I need to go now. But before I do, I have to mention this plague again. Because it turns out I was right. Just like ours, this one does discriminate. Predictably, it’s raging through parts of the developing world — and, scandalously, pretty much everywhere, its effects are distressingly unequal. As my friend Damian Barr said, ‘We are in the same storm, but not in the same boat.’
Worse still, despite what I said in my last letter about our leaders working day and night to get us through this, some of them seem determined to make a complete hash of it. Reckless would be an understatement. Astonishingly, even though we got vaccines at breath-taking speed, they want to do away with the protections we’ve been taking before we’ve ensured everyone is safe. (By the way, there might be one for HIV on the horizon at last — that took its time, didn’t it?)
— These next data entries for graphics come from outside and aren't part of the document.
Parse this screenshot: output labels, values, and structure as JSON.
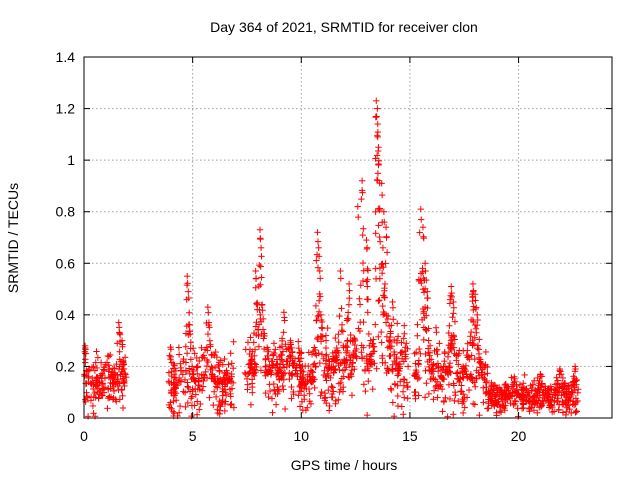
{
  "chart_data": {
    "type": "scatter",
    "title": "Day 364 of 2021, SRMTID for receiver clon",
    "xlabel": "GPS time / hours",
    "ylabel": "SRMTID / TECUs",
    "xlim": [
      0,
      24.3
    ],
    "ylim": [
      0,
      1.4
    ],
    "xticks": [
      0,
      5,
      10,
      15,
      20
    ],
    "xtick_labels": [
      "0",
      "5",
      "10",
      "15",
      "20"
    ],
    "yticks": [
      0,
      0.2,
      0.4,
      0.6,
      0.8,
      1.0,
      1.2,
      1.4
    ],
    "ytick_labels": [
      "0",
      "0.2",
      "0.4",
      "0.6",
      "0.8",
      "1",
      "1.2",
      "1.4"
    ],
    "grid": true,
    "marker": "+",
    "color": "#ff0000",
    "series": [
      {
        "name": "SRMTID",
        "segments": [
          {
            "start": 0.0,
            "end": 1.95,
            "base": 0.13,
            "spread": 0.1,
            "peaks": [
              [
                0.05,
                0.28
              ],
              [
                1.6,
                0.37
              ],
              [
                1.75,
                0.3
              ]
            ]
          },
          {
            "start": 3.9,
            "end": 6.9,
            "base": 0.14,
            "spread": 0.12,
            "peaks": [
              [
                4.75,
                0.55
              ],
              [
                4.8,
                0.49
              ],
              [
                5.7,
                0.43
              ],
              [
                5.75,
                0.37
              ]
            ]
          },
          {
            "start": 7.4,
            "end": 10.0,
            "base": 0.17,
            "spread": 0.12,
            "peaks": [
              [
                7.9,
                0.57
              ],
              [
                8.1,
                0.73
              ],
              [
                8.15,
                0.66
              ],
              [
                8.2,
                0.44
              ],
              [
                9.2,
                0.41
              ],
              [
                9.5,
                0.3
              ]
            ]
          },
          {
            "start": 10.0,
            "end": 11.0,
            "base": 0.14,
            "spread": 0.1,
            "peaks": [
              [
                10.75,
                0.72
              ],
              [
                10.8,
                0.66
              ],
              [
                10.85,
                0.57
              ],
              [
                10.9,
                0.4
              ]
            ]
          },
          {
            "start": 11.0,
            "end": 14.95,
            "base": 0.18,
            "spread": 0.14,
            "peaks": [
              [
                11.8,
                0.57
              ],
              [
                12.2,
                0.52
              ],
              [
                12.6,
                0.82
              ],
              [
                12.8,
                0.92
              ],
              [
                13.0,
                0.69
              ],
              [
                13.45,
                1.23
              ],
              [
                13.5,
                1.2
              ],
              [
                13.52,
                1.09
              ],
              [
                13.55,
                1.05
              ],
              [
                13.7,
                0.91
              ],
              [
                13.8,
                0.8
              ],
              [
                13.9,
                0.74
              ],
              [
                14.2,
                0.45
              ]
            ]
          },
          {
            "start": 15.2,
            "end": 18.6,
            "base": 0.15,
            "spread": 0.12,
            "peaks": [
              [
                15.5,
                0.81
              ],
              [
                15.6,
                0.74
              ],
              [
                15.7,
                0.6
              ],
              [
                15.8,
                0.49
              ],
              [
                16.2,
                0.35
              ],
              [
                16.9,
                0.51
              ],
              [
                17.0,
                0.45
              ],
              [
                17.9,
                0.52
              ],
              [
                18.0,
                0.48
              ],
              [
                18.1,
                0.4
              ]
            ]
          },
          {
            "start": 18.6,
            "end": 22.75,
            "base": 0.08,
            "spread": 0.06,
            "peaks": [
              [
                19.8,
                0.16
              ],
              [
                21.0,
                0.17
              ],
              [
                21.9,
                0.19
              ],
              [
                22.6,
                0.2
              ]
            ]
          }
        ]
      }
    ]
  }
}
Down in England, the 19th of July is set to be ‘Freedom Day’ — I can’t begin to describe just how absurd it is. And it pains me to say it given it’ll be the anniversary of your funeral, but I fear it could herald a whole lot more of the same unless people see sense fast. I suppose the easiest way to explain it is — bear with me — by comparing masks to condoms.
We’ve been wearing masks in public places like shops because it’s a way of protecting other people. No one really likes it. But it saves lives, so it’s really not a big deal. However, from ‘Freedom Day’ it’s going to be discretionary. Can you imagine if we’d decided condoms should be discretionary back then? We were already being accused of swimming in a cesspit of our own making, even though we were the ones taking the virus on. All hell would have broken loose.
I won’t labour the point — even though you’ve not been around, I’m sure you’ll get it. And that’s what makes the current predicament so breathtakingly awful. It’s really not difficult. But just as it was back then, it’s hard not to conclude that some people just don’t care — especially about people less fortunate or more at risk of infection than themselves.
Horribly familiar, I know. But I’m not telling you anything you didn’t know already, am I? Plagues — and vulnerability to them — are man-made. And they don’t stand a chance of ending if we don’t do everything in our power to stop them in their tracks. But, of course, to your cost, you know that too. We both do.